No fundo eu sabia apenas que a minha árvore estava ali, à minha frente a tocar-me. Talvez não a minha arvore, talvez apenas o seu espírito.

Leo deu um passo atrás fazendo os nossos lábios separarem-se e deixar-me respirar, pousou uma mão no meu cabelo e eu sorri face ao leve prazer que ele tinha em tocar o meu cabelo. Abraçou-me contra ele e pousou a cabeça no meu pescoço, pousando os lábios com carinho no pescoço, subindo para a minha orelha e descendo para o meu ombro, fazendo-me soltar leves suspiros parecendo que tinha acabado de ser solta sobre mim uma folhinha pequenina muito delicada.

Quando se afastou um bocado de mim, tinha apenas na face o seu sempre maravilhoso sorriso, desta vez com um leve toque do meu sabor, do meu sorriso. Amamo-nos ali naquele pedaço de terra, os nossos corpos movendo-se ao som da música que o vento nos proporcionava, os nossos gemidos e suspiros soltos por um capricho, palavras proibidas murmuradas naquele momento mágico, fantasioso e irreal. O meu mundo pareceu expandir-se e o meu ser pareceu abandonar-me quando o senti cair sobre mim, arquejante, no rosto o sorriso de uma flor tão doce.

Fechei os olhos com a cabeça no peito dele, o toque suave das mãos dele no meu cabelo encaracolado, os nossos dois sorrisos presos um pelo outro, os nossos olhos fechados numa tentativa de que os nossos corpos e mentes tivessem mais unidas do que já estavam.

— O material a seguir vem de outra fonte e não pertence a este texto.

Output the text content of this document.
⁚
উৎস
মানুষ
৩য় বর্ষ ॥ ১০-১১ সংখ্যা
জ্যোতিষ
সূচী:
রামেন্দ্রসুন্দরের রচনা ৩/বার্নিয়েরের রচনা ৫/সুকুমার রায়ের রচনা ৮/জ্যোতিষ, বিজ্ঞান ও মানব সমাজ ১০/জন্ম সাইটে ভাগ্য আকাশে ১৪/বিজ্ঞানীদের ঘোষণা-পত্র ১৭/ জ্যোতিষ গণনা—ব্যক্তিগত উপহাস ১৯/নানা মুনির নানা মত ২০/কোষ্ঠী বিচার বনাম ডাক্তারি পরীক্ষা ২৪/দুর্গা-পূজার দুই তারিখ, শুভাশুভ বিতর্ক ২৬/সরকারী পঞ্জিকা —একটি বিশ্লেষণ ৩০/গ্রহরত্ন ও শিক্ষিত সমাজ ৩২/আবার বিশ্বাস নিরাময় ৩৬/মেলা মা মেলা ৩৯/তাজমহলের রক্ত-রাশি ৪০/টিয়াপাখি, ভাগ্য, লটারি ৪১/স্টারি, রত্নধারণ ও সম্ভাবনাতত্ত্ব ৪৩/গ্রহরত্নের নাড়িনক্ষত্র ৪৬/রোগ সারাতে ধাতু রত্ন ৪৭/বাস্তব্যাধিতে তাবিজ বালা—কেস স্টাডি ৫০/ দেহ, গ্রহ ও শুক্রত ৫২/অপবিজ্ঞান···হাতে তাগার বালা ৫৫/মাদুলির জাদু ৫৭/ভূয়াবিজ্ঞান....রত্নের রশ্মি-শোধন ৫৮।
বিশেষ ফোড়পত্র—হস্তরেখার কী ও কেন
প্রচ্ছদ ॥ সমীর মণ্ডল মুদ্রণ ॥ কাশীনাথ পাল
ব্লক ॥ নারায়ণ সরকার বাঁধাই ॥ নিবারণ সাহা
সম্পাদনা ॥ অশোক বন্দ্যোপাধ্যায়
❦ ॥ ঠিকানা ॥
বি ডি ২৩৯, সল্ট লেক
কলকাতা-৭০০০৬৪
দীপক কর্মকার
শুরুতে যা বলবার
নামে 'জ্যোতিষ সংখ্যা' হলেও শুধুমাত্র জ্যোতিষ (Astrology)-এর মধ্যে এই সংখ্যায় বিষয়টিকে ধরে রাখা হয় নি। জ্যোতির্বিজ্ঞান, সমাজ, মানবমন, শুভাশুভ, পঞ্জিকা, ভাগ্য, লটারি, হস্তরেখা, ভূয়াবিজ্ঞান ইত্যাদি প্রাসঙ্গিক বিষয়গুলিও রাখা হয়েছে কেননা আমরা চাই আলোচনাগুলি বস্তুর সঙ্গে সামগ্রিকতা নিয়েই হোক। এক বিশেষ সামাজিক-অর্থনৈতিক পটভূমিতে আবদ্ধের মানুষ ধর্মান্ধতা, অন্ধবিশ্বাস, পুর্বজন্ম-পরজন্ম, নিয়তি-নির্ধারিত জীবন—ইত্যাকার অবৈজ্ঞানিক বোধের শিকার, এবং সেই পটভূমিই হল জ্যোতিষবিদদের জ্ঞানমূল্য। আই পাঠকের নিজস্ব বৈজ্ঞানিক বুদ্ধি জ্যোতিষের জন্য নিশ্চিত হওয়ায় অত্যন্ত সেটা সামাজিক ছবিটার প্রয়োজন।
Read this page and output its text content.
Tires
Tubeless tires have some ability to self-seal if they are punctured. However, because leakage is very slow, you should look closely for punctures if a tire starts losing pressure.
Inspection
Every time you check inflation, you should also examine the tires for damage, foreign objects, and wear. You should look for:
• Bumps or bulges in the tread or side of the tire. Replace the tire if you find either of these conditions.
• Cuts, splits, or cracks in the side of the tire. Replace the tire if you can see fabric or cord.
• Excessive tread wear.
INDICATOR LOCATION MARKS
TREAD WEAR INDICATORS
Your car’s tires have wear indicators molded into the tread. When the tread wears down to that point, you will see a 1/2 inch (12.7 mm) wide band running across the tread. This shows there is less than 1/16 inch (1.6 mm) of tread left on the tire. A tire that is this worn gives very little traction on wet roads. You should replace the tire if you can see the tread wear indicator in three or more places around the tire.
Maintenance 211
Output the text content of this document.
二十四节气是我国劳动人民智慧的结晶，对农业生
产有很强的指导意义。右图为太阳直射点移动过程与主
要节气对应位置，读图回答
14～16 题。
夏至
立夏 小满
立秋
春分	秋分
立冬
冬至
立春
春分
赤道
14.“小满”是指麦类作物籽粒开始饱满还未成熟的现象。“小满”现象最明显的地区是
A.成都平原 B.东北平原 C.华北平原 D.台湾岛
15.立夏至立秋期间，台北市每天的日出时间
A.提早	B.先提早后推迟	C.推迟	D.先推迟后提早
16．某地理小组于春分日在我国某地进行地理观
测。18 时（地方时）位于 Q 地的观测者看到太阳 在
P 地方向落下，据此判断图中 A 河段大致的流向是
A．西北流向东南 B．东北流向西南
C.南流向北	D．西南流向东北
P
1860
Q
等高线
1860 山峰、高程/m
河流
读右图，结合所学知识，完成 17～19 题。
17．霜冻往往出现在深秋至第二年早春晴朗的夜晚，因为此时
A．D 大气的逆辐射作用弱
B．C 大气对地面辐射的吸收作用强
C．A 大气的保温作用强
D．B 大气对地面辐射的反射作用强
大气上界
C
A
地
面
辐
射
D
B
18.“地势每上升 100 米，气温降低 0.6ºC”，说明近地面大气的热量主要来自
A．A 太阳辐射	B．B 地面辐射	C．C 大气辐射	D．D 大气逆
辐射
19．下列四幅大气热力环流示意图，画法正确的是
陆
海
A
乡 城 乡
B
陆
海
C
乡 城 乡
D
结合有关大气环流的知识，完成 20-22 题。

Não iria proferir as palavras que sempre ouvira dizer, aquelas palavrinhas que diziam ser mágicas. Não haveria palavras suficientes que coubessem com todo aquele sentimento e a palavra amor parecia-me tão pequenina para um fardo tão grande…aquilo que sentíamos, nem nós que tínhamos vivido conseguiríamos explicar, éramos apenas duas pequeninas folhas acariciando-se mutuamente.

Fim

N.A- poix bem, aqui estou eu mais uma vez. Espero que tenham gostado da short, não tem um shiper em especial, deixei que vocês imaginassem como quisessem. Gostei muito de escrever estas pequenas paginas.